The majority of our recent and current research involves graph representation of native structures of molecules, macromolecules, or interfaces between them, followed by efficient subgraph mining. This will identify frequent and common structural features (motifs) that can then be used to predict the structure or function of biomolecules. We applied this approach successfully to the field of Cheminformatics to develop molecular descriptors,1-3 identify common pharmacophoric groups,3 generate fragment-based virtual library,4 and extract ligand-receptor interaction patterns to assess in docking small molecules;5 a novel idea for which the CCG Excellence Award was granted.6 We are also working on developing docking scoring functions for protein-ligand complexes that take care of the inaccuracy issues resulting from the lack of entropy contribution.

Subgraph mining have also been applied to solve Bioinformatics problems as well. We extracted frequent geometric motifs of interfacial residues to assess in docking protein-protein complexes (SPIDER).7,8 We also extracted frequent geometric motifs of internal residues to assess in identifying correct protein folds.9 Additionally, we applied subgraph mining to identify 3D-structural motifs of the residues responsible for determining the function of the protein. As a result, having the 3D crystal structure of a protein it should be possible to know its biological function.

On the other hand, we use Molecular Dynamics (MD) Simulation to achieve mechanistic understanding for important biological process at molecular level. For example, we use MD simulation to shed light on the binding process of endogenous molecules to their targets; i.e., what are the conformational changes (induced by this binding) that triggers the signal transduction process. In this realm, collaboration with experimentalists will be indispensable; we will use their data to validate the simulation process, and if valid, we can use the simulation model to provide answers and insights which will advance our understanding of such biological processes, and thus, support rational drug design and discovery process.
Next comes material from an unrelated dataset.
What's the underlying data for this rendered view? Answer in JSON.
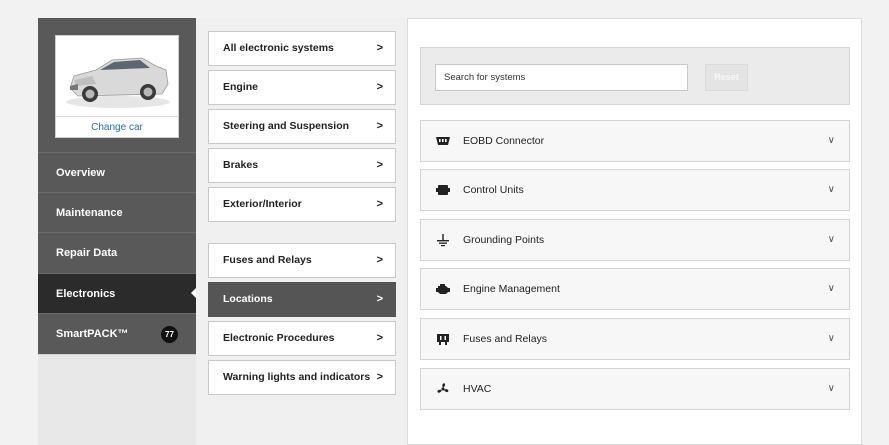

  1. R Khashan*. Refine & Valid of BCUT Descriptors for Computer Assisted Drug Discovery. Thesis (M.S. in Pharmacy) — University of Texas at Austin, August 2003.
  2. R Khashan*, W Zheng, and A Tropsha. The Development of Novel Chemical Fragment-Based Descriptors Using Frequent Common Subgraph Mining Approach and Their Application in QSAR Modeling. Molecular Informatics, Volume 33, Issue 3, pp. 201-215, 2014.
  3. R Khashan*. Develop & App of Ligand/Structure-based Comp Drug Discovery Tools Based on Freq Subgraph Mining of Chemical Structures. Dissertation (Ph.D. in Pharmacy) — University of North Carolina at Chapel Hill, August 2007.
  4. R Khashan*. FragVLib – A Free Prog for Generating “Frag-based Virtual Lib” Using Pocket Similarity Search of Ligand-Receptor Comp. J Cheminformatics, 4 (1), 18, 2012.
  5. R Khashan*, et al. A Novel Multi-Body Interaction (MBI) Statistical Pose-Scoring Function based on Frequent Geometric & Chemical Patterns of Interacting Atoms in Native Protein-Ligand Complexes. Submitted.
  6. R Khashan wins CCG Excellence Award, ACS’s Division of Computers in Chemistry, Spring 2007.
  7. R Khashan, et al. Scoring Protein Interation Decoys using Experimental Residues (SPIDER): A Novel Multi-Body Interaction Scoring Function based on Frequent Geometric Patterns of Interfacial Residues. Proteins, 80 (9), 2207-2217, 2012.
  8. S Fleishman, T Whitehead, R Khashan, A Tropsha, et al. Community-Wide Assess of Protein-Interface Modeling Sugg Improv to Design Meth. J Mol Bio, 414 (2), 289-302, 2011.
  9. R Khashan*. SCORPIONS: Scoring Protein Folds using 3D-Structural Motifs of Internal Residues found in Native Protein Structures. In Preparation.